Hoe verschilt de Amerikaanse boekhouding van internationale boekhouding?
Ondanks grote inspanningen van de Financial Accounting Standards Board (FASB) en de International Accounting Standards Board (IASB), blijven er aanzienlijke verschillen bestaan tussen de boekhoudpraktijken in de Verenigde Staten en de rest van de wereld. Amerikaanse bedrijven mogen bijvoorbeeld last in, first out (LIFO) gebruiken als voorraadkostenmethode. Echter, LIFO is verboden op grond van een concurrerende set van boekhoudkundige normen die worden gebruikt in een groot deel van de wereld.
Internationale praktijken zijn samengevat in de International Financial Reporting Standards (IFRS), zoals uiteengezet door de IASB. In de VS geeft de FASB financiële overzichten vrij die, in combinatie, algemeen aanvaarde boekhoudprincipes (GAAP) vormen.
Volgens het American Institute of Certified Public Accountants is het grootsteverschil tussen IFRS en GAAP “dat IFRS veel minder algemene details biedt”. Andere significante verschillen zijn onder meer hoe vergelijkende financiële informatie wordt gepresenteerd, hoe de balans en winst-en-verliesrekening zijn opgemaakt en hoe schulden worden behandeld.
Verschillen in voorraadboekhouding
GAAP maakt het mogelijk dat LIFO de kosten van voorraadboekhouding boekt, terwijl de IFRS elk bedrijf uitdrukkelijk verbiedt om LIFO te gebruiken. In plaats daarvan schrijven internationale normen voor dat dezelfde kostenformule moet worden toegepast op alle voorraden van vergelijkbare aard.
Volgens GAAP wordt voorraad gewaardeerd tegen kostprijs of lagere marktprijs, waarbij de markt wordt gedefinieerd als de huidige vervangingswaarde, met enkele uitzonderingen.

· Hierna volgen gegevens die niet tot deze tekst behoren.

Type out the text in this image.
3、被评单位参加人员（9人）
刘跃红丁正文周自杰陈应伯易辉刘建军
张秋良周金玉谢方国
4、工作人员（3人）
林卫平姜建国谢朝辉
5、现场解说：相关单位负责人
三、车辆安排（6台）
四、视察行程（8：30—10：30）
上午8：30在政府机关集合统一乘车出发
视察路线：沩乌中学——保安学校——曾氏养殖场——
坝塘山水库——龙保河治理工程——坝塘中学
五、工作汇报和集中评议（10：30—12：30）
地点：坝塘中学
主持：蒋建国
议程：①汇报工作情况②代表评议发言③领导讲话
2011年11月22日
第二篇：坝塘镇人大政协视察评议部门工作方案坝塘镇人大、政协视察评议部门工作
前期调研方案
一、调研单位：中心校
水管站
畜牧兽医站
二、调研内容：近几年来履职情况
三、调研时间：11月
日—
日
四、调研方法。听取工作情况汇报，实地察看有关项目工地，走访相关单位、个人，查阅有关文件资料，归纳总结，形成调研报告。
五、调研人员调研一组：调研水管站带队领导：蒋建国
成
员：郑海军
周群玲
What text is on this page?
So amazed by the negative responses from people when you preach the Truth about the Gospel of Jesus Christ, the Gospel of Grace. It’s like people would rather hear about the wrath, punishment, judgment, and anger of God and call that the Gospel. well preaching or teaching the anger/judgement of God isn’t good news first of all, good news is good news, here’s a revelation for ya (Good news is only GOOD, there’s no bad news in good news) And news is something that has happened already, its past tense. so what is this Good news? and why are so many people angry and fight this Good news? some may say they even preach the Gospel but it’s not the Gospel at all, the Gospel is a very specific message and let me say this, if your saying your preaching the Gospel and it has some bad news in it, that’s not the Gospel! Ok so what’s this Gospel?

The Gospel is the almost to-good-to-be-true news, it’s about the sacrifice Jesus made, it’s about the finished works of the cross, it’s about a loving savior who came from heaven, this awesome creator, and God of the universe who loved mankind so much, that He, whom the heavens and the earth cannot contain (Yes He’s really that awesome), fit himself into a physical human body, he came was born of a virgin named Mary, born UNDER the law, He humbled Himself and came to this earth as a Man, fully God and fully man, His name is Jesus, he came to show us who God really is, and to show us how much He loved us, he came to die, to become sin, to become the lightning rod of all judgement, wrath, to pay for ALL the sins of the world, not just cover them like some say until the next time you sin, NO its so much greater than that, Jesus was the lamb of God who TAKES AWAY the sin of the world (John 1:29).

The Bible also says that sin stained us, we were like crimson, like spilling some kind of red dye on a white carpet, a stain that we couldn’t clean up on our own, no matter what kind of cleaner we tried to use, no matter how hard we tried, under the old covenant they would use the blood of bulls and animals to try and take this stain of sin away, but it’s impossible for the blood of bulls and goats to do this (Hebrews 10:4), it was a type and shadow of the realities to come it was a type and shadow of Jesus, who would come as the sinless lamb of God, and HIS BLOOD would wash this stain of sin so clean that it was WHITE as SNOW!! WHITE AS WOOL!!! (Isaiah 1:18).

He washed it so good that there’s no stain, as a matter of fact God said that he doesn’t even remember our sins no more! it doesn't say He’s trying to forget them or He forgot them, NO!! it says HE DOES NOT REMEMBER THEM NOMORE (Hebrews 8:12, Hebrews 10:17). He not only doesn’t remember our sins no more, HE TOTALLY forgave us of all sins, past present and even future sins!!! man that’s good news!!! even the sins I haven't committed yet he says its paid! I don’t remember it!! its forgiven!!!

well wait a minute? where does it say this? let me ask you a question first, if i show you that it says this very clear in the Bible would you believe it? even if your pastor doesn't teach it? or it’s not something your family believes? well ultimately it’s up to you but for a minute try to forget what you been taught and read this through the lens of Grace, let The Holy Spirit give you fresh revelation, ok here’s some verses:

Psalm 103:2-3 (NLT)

Voorraden worden onder IFRS gewaardeerd tegen kostprijs of lagere opbrengstwaarde, zijnde de geschatte verkoopprijs minus kosten van voltooiing en andere kosten die nodig zijn om een verkoop te realiseren.
Andere voorraadverschillen zijn onder meer hoe afwaarderingen zijn toegestaan onder de winkelvoorraadmethode of RIM, en hoe voorraadafwaarderingen worden teruggedraaid.
Langlevende activa
GAAP staat niet toe dat activa worden geherwaardeerd;IFRS staat enige herwaardering toe op basis van reële waarde, mits deze regelmatig wordt afgerond. De afschrijving van langlevende activa is onder GAAP zeer ongebruikelijk, hoewel technisch toelaatbaar;het is onder IFRS vereist als de componenten van het actief “verschillende uitkeringspatronen” hebben.
Investeringsactiva met een lange levensduur worden afzonderlijk gedefinieerd door de IASB en worden normaliter geboekt op basis van historische kosten. In de Verenigde Staten heeft de FASB geen aparte definitie voor onroerend goed dat alleen als investering wordt gebruikt. Onroerend goed wordt alleen aangehouden voor gebruik of te koop gehouden.
Bijzondere waardeverminderingsverliezen voor langlevende activa worden onder GAAP berekend als het bedrag van het actief dat de reële waarde overschrijdt. Onder IFRS worden dergelijke activa berekend als het bedrag dat een actief groter is dan de “realiseerbare waarde”, of het hoogste cijfer tussen de reële waarde minus verkoopkosten of de bedrijfswaarde.
Vereiste documenten voor financiële rekeningen
Bedrijven die rapporteren onder IFRS zijn verplicht om een balans, winst-en-verliesrekening, mutaties in eigen vermogen document, kasstroomoverzicht en allebijbehorende voetnoten samen te stellen en te publiceren. De FASB vereist al deze ook en voegt verklaringen over het totaalresultaat toe.
Regels versus principes
GAAP wordt beschouwd als op regels gebaseerd, wat betekent dat regels worden gemaakt voor specifieke gevallen en niet noodzakelijkerwijs een groter principe vertegenwoordigen. IFRS is gebaseerd op principes en daarmee consistenter.